US 12,306,638 B2
Methods and scan systems for analyzing an object
Barry Fetzer, Renton, WA (US); Hong Hue Tat, Redmond, WA (US); and Baljinder Singh, Renton, WA (US)
Assigned to The Boeing Company, Arlington, VA (US)
Filed by The Boeing Company, Chicago, IL (US)
Filed on Nov. 15, 2021, as Appl. No. 17/526,831.
Claims priority of provisional application 63/115,399, filed on Nov. 18, 2020.
Prior Publication US 2022/0155795 A1, May 19, 2022
Int. Cl. G05D 1/00 (2024.01); B25J 9/16 (2006.01); B64F 5/10 (2017.01); G01B 11/00 (2006.01); G06F 16/29 (2019.01); G06T 7/73 (2017.01)

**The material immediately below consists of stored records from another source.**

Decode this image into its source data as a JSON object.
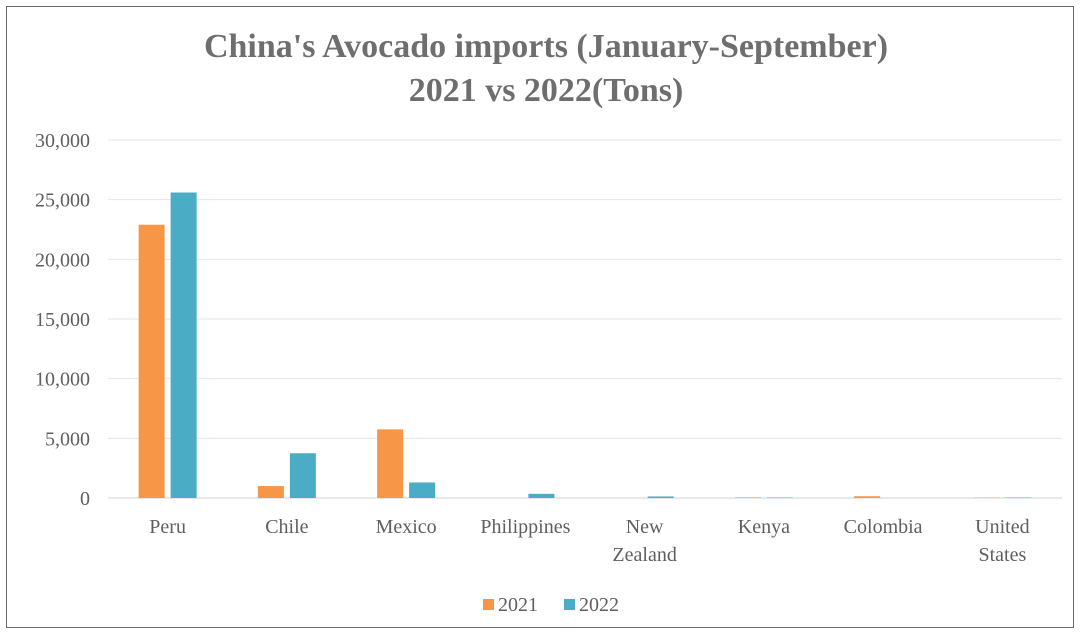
{
  "chart_data": {
    "type": "bar",
    "title_lines": [
      "China's Avocado imports (January-September)",
      "2021 vs 2022(Tons)"
    ],
    "categories": [
      [
        "Peru"
      ],
      [
        "Chile"
      ],
      [
        "Mexico"
      ],
      [
        "Philippines"
      ],
      [
        "New",
        "Zealand"
      ],
      [
        "Kenya"
      ],
      [
        "Colombia"
      ],
      [
        "United",
        "States"
      ]
    ],
    "series": [
      {
        "name": "2021",
        "color": "#f79646",
        "values": [
          22900,
          1000,
          5750,
          0,
          0,
          50,
          150,
          30
        ]
      },
      {
        "name": "2022",
        "color": "#4bacc6",
        "values": [
          25600,
          3750,
          1300,
          350,
          130,
          40,
          0,
          40
        ]
      }
    ],
    "ylim": [
      0,
      30000
    ],
    "yticks": [
      0,
      5000,
      10000,
      15000,
      20000,
      25000,
      30000
    ],
    "ytick_labels": [
      "0",
      "5,000",
      "10,000",
      "15,000",
      "20,000",
      "25,000",
      "30,000"
    ],
    "grid": true,
    "legend_position": "bottom"
  }
}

CPC G05D 1/0274 (2013.01) [B25J 9/1697 (2013.01); B64F 5/10 (2017.01); G01B 11/002 (2013.01); G05D 1/024 (2013.01); G06F 16/29 (2019.01); G06T 7/73 (2017.01)] 20 Claims
OG exemplary drawing
 
1. A method of analyzing an object that includes at least a region of an aircraft, the method comprising:
obtaining a local operation dataset that includes a plurality of operation data points obtained from the object and a corresponding local location, within an operation coordinate system, for each operation data point of the plurality of operation data points, wherein the obtaining the local operation dataset includes performing an operation on the object with a robot to generate the local operation dataset, and further wherein the performing the operation includes:
(i) moving the robot relative to the object and to a plurality of distinct local locations within the operation coordinate system; and
(ii) collecting a corresponding test result at each distinct local location; and
mapping the plurality of operation data points from the operation coordinate system to a global coordinate system for the object, which differs from the operation coordinate system, to generate a global operation dataset that includes the plurality of operation data points and a corresponding global location, within the global coordinate system for the object, for each operation data point;
wherein the method further includes utilizing the global operation dataset to determine a location of a defect within the object;
wherein the method includes comparing the defect to a predetermined defect tolerance, wherein the predetermined defect tolerance is a location-specific predetermined defect tolerance that varies with location within the operation coordinate system; and
further wherein the method includes at least one of:
(i) scrapping the object when the defect is outside the predetermined defect tolerance;
(ii) reworking the object when the defect is outside the predetermined defect tolerance; and
(iii) approving the object for utilization when the defect is within the predetermined defect tolerance.